Remedial courses will be introduced for students not meeting the prescribed benchmark. Each annex should set up a Reading Committee, including the lecturers of phonics, english, literature, testing and evaluation and instructional methodology. We are working on proposals which will assist us include reading as a college course with up to 12 credits. Reading is is very significant as it embodies comprehension, application, triangulation, critical thinking, imagery, ….

 

Let me also use this medium to call on the government of Liberia and international partners to assist LICOSESS to strengthen her capacity by providing hard copies of the USAID-read Liberia Packages.

 

To jealously protect the sanctity of those entering the profession, we must eliminate the business model of recruitment which are characteristics of privately run TTIs. This can be done by exposing access to performance base grants and subsidies which are tied to issues like reading benchmark for all teachers, community and school awareness against drugs, corruption, sexual harassments, etc

 

In some African tradition, the younger siblings do not get married before the elder. There is a sense in which I cherish this tradition and have always used it in the running of our programs.

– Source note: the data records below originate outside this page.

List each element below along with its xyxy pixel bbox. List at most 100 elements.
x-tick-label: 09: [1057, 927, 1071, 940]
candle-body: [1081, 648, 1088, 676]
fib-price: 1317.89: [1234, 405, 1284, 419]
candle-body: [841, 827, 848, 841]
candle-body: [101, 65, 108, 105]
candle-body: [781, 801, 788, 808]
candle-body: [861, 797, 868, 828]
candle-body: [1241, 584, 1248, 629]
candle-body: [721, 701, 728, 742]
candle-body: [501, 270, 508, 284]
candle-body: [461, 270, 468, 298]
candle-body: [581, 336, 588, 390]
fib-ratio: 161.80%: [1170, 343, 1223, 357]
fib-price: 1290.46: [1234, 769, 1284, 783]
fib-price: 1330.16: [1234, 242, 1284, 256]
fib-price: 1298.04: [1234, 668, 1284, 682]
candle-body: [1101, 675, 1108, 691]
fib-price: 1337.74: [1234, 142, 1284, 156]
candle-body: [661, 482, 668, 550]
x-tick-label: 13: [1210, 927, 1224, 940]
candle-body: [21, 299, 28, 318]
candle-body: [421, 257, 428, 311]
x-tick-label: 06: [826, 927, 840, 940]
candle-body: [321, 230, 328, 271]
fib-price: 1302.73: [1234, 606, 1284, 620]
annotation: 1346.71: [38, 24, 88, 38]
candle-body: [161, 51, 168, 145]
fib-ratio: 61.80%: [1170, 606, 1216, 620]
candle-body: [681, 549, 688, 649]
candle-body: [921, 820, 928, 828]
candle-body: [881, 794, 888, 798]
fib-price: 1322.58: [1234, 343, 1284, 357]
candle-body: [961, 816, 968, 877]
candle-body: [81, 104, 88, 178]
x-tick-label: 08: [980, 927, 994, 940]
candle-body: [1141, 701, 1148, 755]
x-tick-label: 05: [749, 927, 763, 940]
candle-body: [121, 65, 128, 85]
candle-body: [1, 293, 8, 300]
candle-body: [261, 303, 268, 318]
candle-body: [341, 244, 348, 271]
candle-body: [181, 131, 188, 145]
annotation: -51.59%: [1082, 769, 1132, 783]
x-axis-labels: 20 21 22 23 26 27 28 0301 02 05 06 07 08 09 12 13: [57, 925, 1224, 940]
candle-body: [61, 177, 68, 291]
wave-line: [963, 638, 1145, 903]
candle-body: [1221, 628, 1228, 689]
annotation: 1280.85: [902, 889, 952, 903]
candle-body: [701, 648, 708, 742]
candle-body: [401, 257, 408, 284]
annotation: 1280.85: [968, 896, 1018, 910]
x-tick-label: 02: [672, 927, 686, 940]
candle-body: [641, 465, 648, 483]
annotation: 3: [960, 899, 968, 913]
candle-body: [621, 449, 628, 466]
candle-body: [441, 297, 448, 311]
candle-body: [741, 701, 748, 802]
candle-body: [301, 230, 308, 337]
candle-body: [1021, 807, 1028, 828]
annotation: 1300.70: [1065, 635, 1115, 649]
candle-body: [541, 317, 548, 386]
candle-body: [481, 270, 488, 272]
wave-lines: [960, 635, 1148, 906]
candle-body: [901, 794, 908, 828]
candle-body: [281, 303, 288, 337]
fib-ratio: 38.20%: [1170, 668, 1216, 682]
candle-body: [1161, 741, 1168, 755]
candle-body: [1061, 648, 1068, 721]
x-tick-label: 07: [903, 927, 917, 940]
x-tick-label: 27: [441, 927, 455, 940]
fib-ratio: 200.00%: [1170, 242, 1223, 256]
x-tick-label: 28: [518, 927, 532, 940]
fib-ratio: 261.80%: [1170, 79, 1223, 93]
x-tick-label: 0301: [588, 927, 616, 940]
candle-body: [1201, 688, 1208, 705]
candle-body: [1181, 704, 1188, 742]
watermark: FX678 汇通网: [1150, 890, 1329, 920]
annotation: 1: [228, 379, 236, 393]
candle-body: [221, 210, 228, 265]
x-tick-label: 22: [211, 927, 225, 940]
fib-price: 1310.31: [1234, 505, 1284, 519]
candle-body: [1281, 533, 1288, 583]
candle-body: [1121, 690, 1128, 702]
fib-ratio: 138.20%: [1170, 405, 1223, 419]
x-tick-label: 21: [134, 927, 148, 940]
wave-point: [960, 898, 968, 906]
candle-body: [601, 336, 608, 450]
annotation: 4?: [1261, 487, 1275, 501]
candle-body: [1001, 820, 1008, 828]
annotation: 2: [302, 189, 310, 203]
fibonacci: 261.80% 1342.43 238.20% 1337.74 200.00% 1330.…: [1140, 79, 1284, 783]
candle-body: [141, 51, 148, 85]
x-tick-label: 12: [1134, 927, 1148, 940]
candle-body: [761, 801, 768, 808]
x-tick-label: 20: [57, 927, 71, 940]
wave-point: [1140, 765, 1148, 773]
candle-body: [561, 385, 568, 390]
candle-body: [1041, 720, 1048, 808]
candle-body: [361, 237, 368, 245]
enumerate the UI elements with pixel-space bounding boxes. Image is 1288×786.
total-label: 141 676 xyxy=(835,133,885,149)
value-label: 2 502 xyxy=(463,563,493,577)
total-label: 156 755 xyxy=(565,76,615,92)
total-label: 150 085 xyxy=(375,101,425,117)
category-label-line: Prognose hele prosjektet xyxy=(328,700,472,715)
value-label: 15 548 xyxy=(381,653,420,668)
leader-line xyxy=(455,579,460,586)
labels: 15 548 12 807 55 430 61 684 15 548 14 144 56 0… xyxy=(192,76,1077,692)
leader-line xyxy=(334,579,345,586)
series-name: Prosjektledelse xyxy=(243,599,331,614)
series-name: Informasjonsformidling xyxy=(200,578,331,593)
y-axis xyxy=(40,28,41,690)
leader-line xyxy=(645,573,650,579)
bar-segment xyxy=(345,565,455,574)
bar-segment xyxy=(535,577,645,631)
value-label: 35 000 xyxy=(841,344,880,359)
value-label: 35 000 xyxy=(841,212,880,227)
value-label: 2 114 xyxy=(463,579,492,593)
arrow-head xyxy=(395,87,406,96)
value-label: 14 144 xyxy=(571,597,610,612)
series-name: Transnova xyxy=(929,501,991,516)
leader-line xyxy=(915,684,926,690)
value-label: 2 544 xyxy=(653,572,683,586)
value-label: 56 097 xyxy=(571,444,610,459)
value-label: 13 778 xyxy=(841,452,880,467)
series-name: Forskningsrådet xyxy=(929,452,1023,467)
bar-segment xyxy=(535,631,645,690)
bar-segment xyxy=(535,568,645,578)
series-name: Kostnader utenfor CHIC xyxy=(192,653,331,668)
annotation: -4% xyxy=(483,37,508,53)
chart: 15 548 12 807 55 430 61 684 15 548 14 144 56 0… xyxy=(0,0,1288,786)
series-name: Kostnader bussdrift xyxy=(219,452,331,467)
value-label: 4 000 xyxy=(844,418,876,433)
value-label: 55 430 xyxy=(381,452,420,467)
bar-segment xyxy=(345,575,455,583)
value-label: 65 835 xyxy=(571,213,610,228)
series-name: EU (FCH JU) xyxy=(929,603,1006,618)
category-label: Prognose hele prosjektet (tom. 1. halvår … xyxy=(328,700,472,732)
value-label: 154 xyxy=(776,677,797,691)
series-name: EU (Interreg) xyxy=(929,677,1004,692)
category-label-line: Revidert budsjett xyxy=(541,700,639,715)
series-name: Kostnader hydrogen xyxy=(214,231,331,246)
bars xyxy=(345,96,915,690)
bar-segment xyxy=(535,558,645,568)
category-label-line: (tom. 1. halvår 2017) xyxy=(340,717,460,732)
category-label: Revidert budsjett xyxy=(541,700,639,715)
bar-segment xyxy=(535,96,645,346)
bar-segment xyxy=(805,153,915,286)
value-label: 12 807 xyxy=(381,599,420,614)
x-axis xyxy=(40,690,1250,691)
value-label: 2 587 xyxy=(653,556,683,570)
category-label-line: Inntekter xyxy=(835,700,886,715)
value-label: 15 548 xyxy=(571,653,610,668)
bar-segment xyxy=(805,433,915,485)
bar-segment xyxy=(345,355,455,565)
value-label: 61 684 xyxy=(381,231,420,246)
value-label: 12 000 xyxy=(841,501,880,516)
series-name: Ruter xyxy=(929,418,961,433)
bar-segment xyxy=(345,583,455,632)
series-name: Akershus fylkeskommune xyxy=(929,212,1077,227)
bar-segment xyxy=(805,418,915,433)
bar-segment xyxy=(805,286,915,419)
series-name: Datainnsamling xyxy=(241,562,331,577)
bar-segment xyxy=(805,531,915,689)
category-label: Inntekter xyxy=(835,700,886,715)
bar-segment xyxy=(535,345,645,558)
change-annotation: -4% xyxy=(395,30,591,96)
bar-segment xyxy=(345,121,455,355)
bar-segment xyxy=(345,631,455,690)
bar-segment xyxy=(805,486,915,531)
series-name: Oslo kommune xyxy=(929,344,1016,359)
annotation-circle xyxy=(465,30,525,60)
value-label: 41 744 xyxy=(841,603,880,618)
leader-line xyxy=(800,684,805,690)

I have often told my county coordinators that until LICOSESS Central campus in Monrovia is married, county annexes will not get marry.

 

May I announce to you that 2022 has already witnessed LICOSESS Central wedding! The wedding took place between the National commission on Higher education and LICOSESS after we had paid our prescribed bride price. We have been elevated to a full Bachelor granting institution. No wonder why the bible says that “he, that finds a wife, finds a good thing and obtains favor from God.”

 

While on our honeymoon, LICOSESS was selected by USAID as the only private teacher training college, among 8 others, to train 3500 ECE and primary teachers in the next 4 years.

 

In literary terms, I congratulate our wife, the NCHE for accepting our proposal. We promise to make your parents (Ministry of Education/GOL) proud. As an institution, we want to be hired for the supervision of National Mock exams, WASSCE supervision, administration and correction, school field data collection, assistive monitoring and supervision of rural schools, etc. We can achieve all this by using our students who will benefit by gaining the field experience and also receive subsidized fees as an incentive for their work. In short, we don’t want free money from government!

 

Since we are now married at the higher level, it is time for the counties annexes to also find a wife. To do so, you must be seen as a responsible suiter by taking responsibilities.

 

Hence, the issue of printing T-shirts and ID cards from the central office is hereby decentralized. Counties are encouraged to solicit quotations from printing houses for submission in their next circle of budgeting. The discussion surrounding graduation materials are ongoing for inclusion in the decentralized activity.

 

I commend the Bong team for cooperating with our vision to purchase an acre of land in gbarnga city. May I announce to you that after four years, we have finally completed payment and the land deed is here. We broke grounds yesterday and construction work is to begin soon. In this light, we are currently reviewing the contribution Central Administration can make to this initiative. I ask the County Coordinator to include in every semester budget capital expenditure towards implementation of this endeavor

 

To my graduates, patience, perseverance, self-confidence, integrity and faith are my guiding principles which I offer for adoption. Patience will take you through crisis by believing that you were made to overcome crisis. Integrity will make others believe that the cause for your fight is worth supporting and faith which is defined as the substance of things hoped for and the evidence of things not seen, will be the fuel that keeps the fire of transformation burning inside you.

 

Go and be new ambassadors of your alma matter.